В конце концов Пирос взял Руну за талию и положил на пружины, обнимая.
— Чего вы обнимаетесь, ведь утро,— недоумевал Сотл.
— Спи и ты, диверсант,— сказал Пирос— Не сумел спать с Руной, так возьми ее девичью ленту и спи с лентой.
Руна была девушка, мечтательница. Так охарактеризовал свою невесту Сотл. Он увидел ее во сне и сделал куклу из древесных стружек, и скроил ей платье. Кукла получилась в человеческий рост, и это куклу отнимал у Сотла одуванчик Пирос.
— Где же счастье? — спросил Сотл капитана Грама.
Капитан подбрасывал кортик, и кортик вспыхивал в воздухе.
— Счастье — там! — Капитан протянул свободную руку.
Сотл внимательно посмотрел в ту сторону, но счастья Сотл не увидел. Там был голубой воздух и летала одинокая птица.
Поэтому Сотл признался:
— Не вижу я счастья там, капитан.
— Этого еще не хватало,— сказал капитан.— Поживешь — увидишь.
Одинокая птица улетела. Это была и не птица, а так, комар, оптический обман: комар летал перед самыми глазами, и капитан принял его чуть ли не за птицу Феникс.
— Я тебе покажу страну, где пасется белая лошадь! Лев уже и не мурлыкал. Он перестал беспокоиться.
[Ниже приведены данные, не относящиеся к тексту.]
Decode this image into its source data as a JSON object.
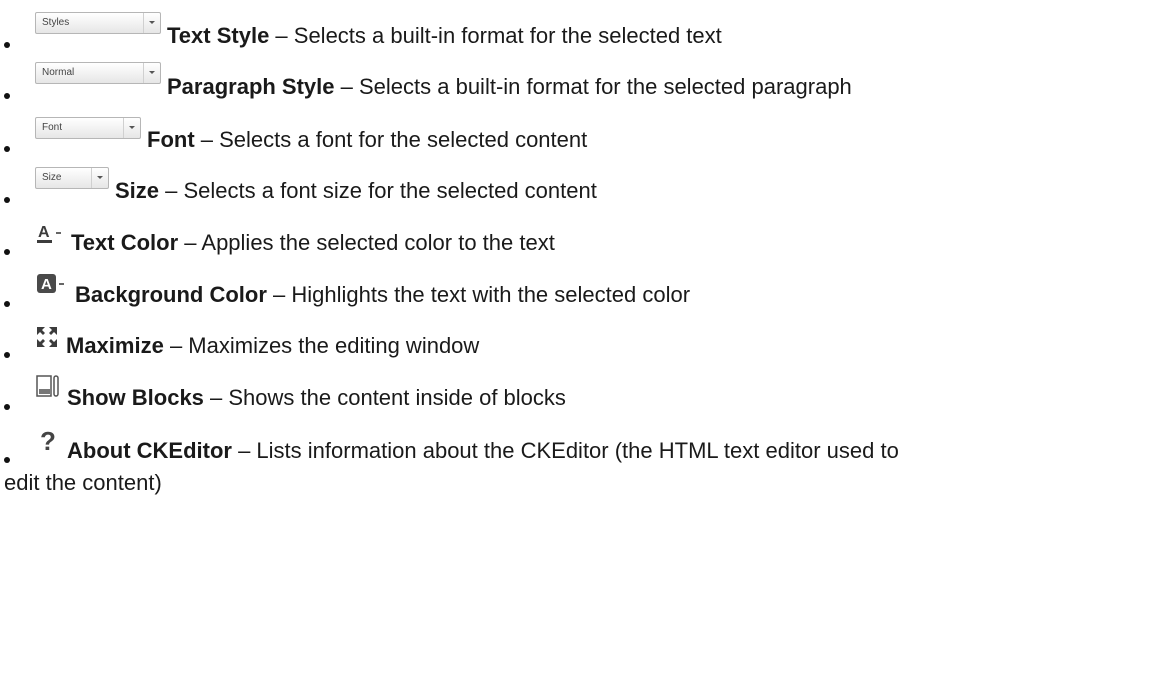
{
  "items": [
    {
      "control": "Styles",
      "name": "Text Style",
      "desc": " – Selects a built-in format for the selected text"
    },
    {
      "control": "Normal",
      "name": "Paragraph Style",
      "desc": " – Selects a built-in format for the selected paragraph"
    },
    {
      "control": "Font",
      "name": "Font",
      "desc": " – Selects a font for the selected content"
    },
    {
      "control": "Size",
      "name": "Size",
      "desc": " – Selects a font size for the selected content"
    },
    {
      "icon": "text-color-icon",
      "name": "Text Color",
      "desc": " – Applies the selected color to the text"
    },
    {
      "icon": "background-color-icon",
      "name": "Background Color",
      "desc": " – Highlights the text with the selected color"
    },
    {
      "icon": "maximize-icon",
      "name": "Maximize",
      "desc": " – Maximizes the editing window"
    },
    {
      "icon": "show-blocks-icon",
      "name": "Show Blocks",
      "desc": " – Shows the content inside of blocks"
    },
    {
      "icon": "about-icon",
      "name": "About CKEditor",
      "desc": " – Lists information about the CKEditor (the HTML text editor used to",
      "desc_cont": "edit the content)"
    }
  ],
  "icon_glyphs": {
    "text_color": "A",
    "background_color": "A",
    "about": "?"
  }
}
Он пошел на нос и повернулся лицом к морю. Он опять был символ.
— Выпьем за попугаев! — сказал водолаз Лава лье водолазу Ламолье, брату и близнецу.
Значит, солнце уже разгоралось. На рассвете близнецы начинали пить за бабочек, а на закате уже пили за орлов.
Изобретатель Эф был большой и маленький.
Большим он казался тогда, когда что-то изобретал, а маленьким — когда бегал. Когда он был большим, его называли «медведь», когда маленьким — «мышка» ,что, в сущности, одно и то же.
— Я сконструирую сейчас руль, который бы управлялся лишь небольшим усилием твоей воли и твоего таланта.
— Плюнь через левое плечо,— сказал рулевой.
— Не могу. Там трос,— оглянулся Эф.
— Ничего, плюй, а то не сбудется.
Во время всего остального разговора Эф только и делал, что плевал через плечо. И рулевой терпел, терпел, но все же не вытерпел:
— Что же ты, сволочь, все время плюешь, ведь трос заржавеет.
Кок Пирос нес капитану суп из черепахи, сэндвичи, кофе, креветок, пудинг и бутылку бренди. Все это он аппетитно завернул в кружева.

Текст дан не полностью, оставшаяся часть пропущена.